Le tribunal de commerce de Paris décide ce mercredi après-midi du sort de SeaFrance. Liquidation ou reprise ?

Par Emmanuel MAGDELAINE

La première offre pour cette filiale de la SNCF émane de l'armateur Louis Dreyfus
Armateurs (LDA), associé au groupe de ferries danois DFDS.
Elle prévoit la sauvegarde de 460 emplois équivalent temps plein, le maintien
sous pavillon français, la reprise de trois navires pour 5 millions d'euros et un investissement de 50 millions d'euros pour des réparations aux bateaux, former le personnel et relancer la compagnie.
Pour Niels Smedegaard, président de DFDS, elle permettrait de regrouper les activités
dans le détroit de SeaFrance, de la compagnie danoise et de la compagnie de ferries LD Lines, filiale du groupe Louis Dreyfus Armateurs.
Une façon d'économiser des coûts "alors que nous sommes clairement en situation
de surcapacité" sur les liaisons trans-Manche, selon M. Smedegaard.
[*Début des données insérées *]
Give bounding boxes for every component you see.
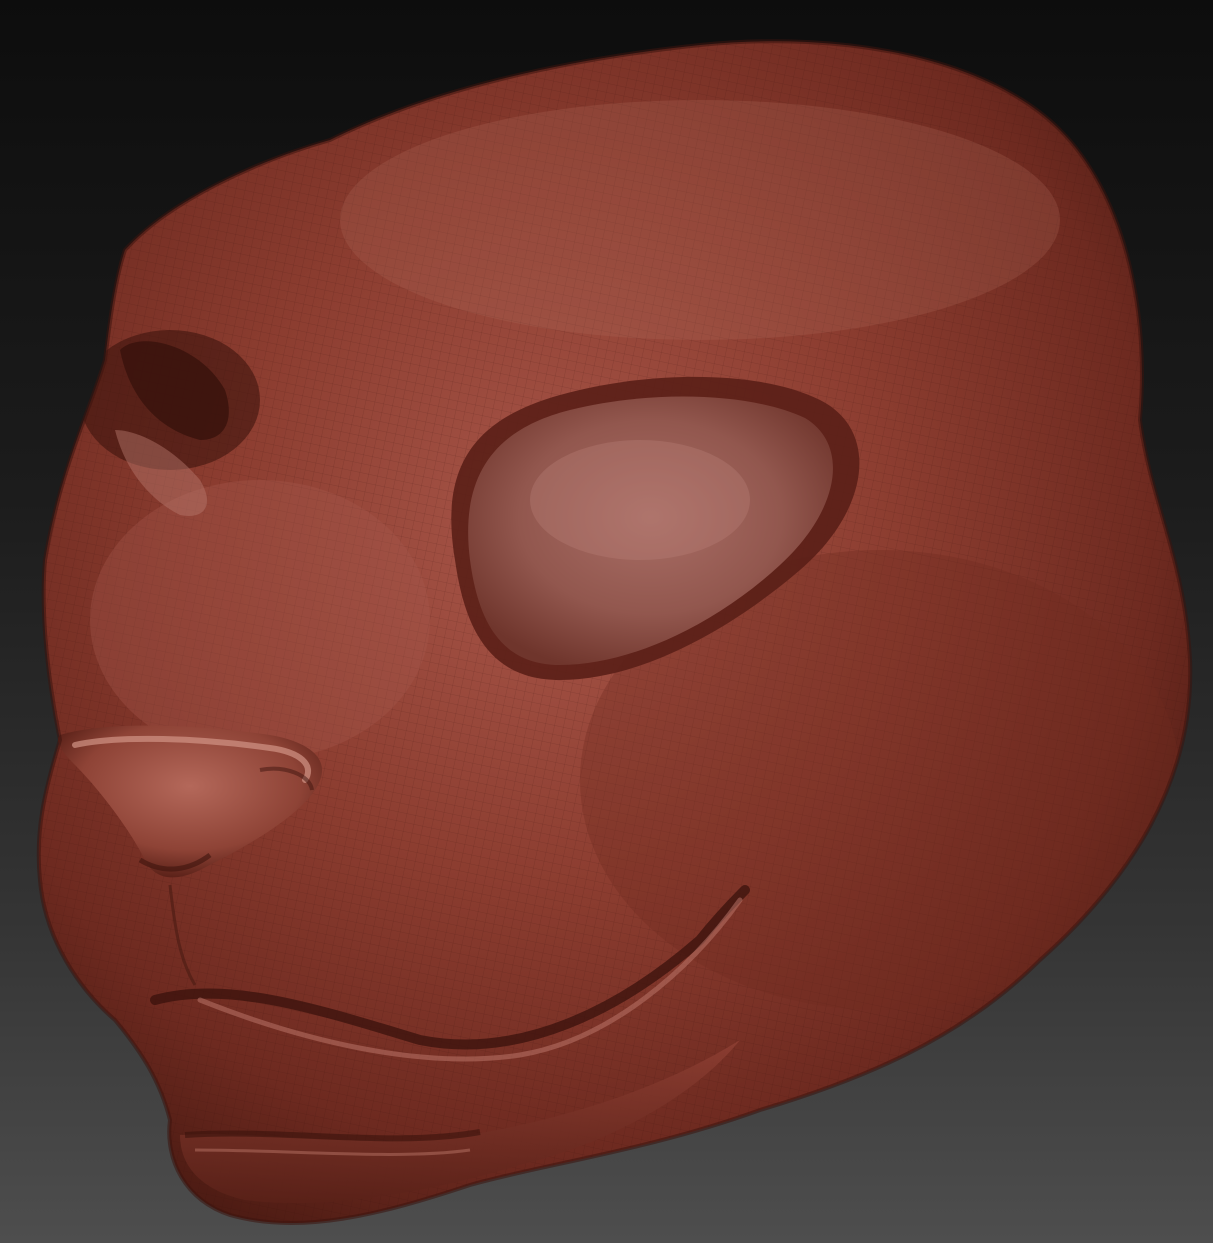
3d-viewport[interactable] xyxy=(0,0,1213,1243)
sculpt-canvas[interactable] xyxy=(0,0,1213,1243)
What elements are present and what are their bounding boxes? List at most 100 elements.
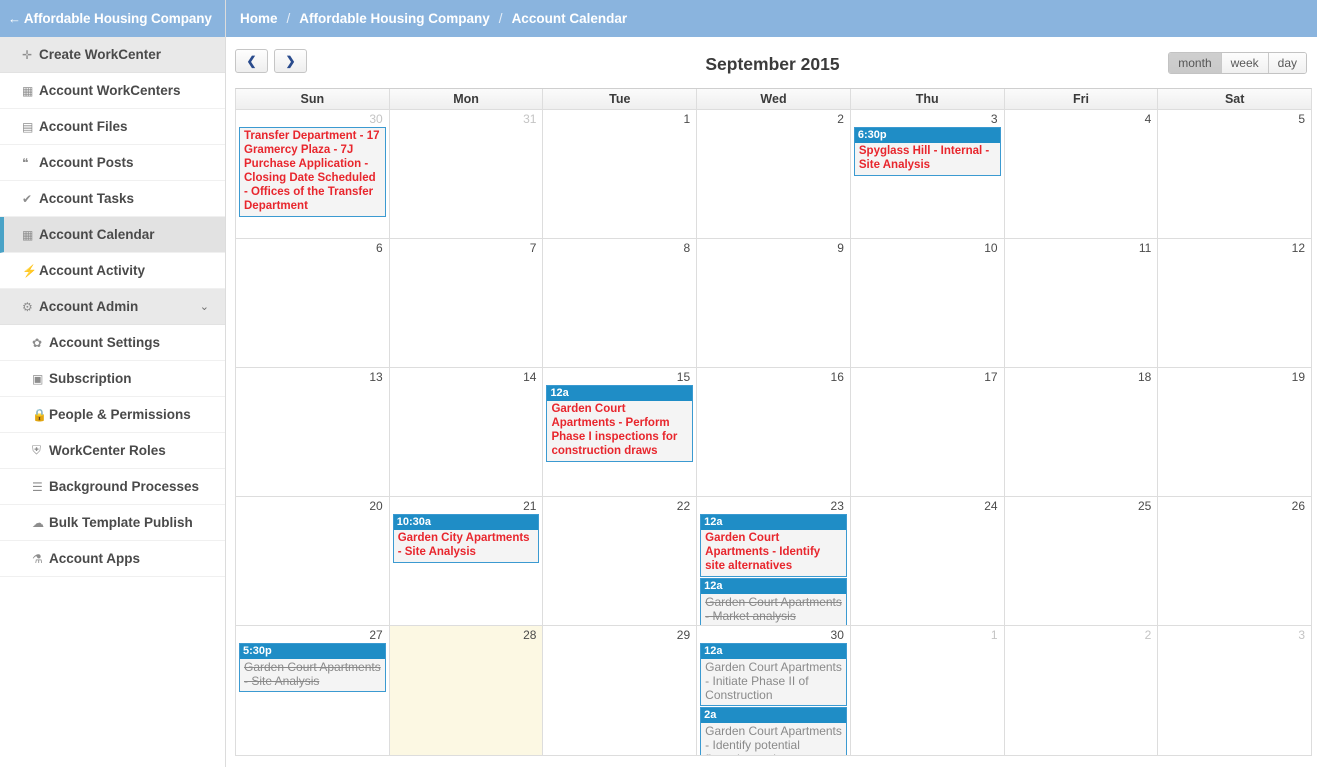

L'autre option est un projet de Scop (Société coopérative et participative) présenté
par la CFDT, syndicat majoritaire de l'entreprise. Elle prévoit de conserver l'intégralité
des 880 emplois en CDI de la filiale de la SNCF, en grave difficulté financière.
 L'offre de la direction de SeaFrance, qui prévoyait une recapitalisation à hauteur de 160 millions d'euros via notamment un prêt de la SNCF, a été retoquée par la Commission européenne, qui l'a jugée contraire aux règles de la concurrence. La France va engager un recours contre cette décision auprès du tribunal de l'Union européenne, mais celui-ci semble avoir peu de chances d'aboutir.

SeaFrance, seule compagnie française à assurer la liaison Calais-Douvres, souffre de la concurrence du tunnel sous la Manche ouvert en 1994.
La crise économique de 2008-2009 lui avait porté un coup supplémentaire, l'obligeant à supprimer plus de 700 emplois en 2010 et à être placée en redressement judiciaire.
L'annonce du tribunal intervient dans un climat tendu entre direction et syndicats de SeaFrance.
Mardi, la compagnie a décidé de laisser à quai ses bateaux, disant craindre pour la sécurité des passagers et du personnel, alors que certains syndicalistes ont menacé de faire couler des navires, notamment si l'offre LDA-DFDS l'emportait. Ce mercredi matin, une assemblée générale des salariés est organisée.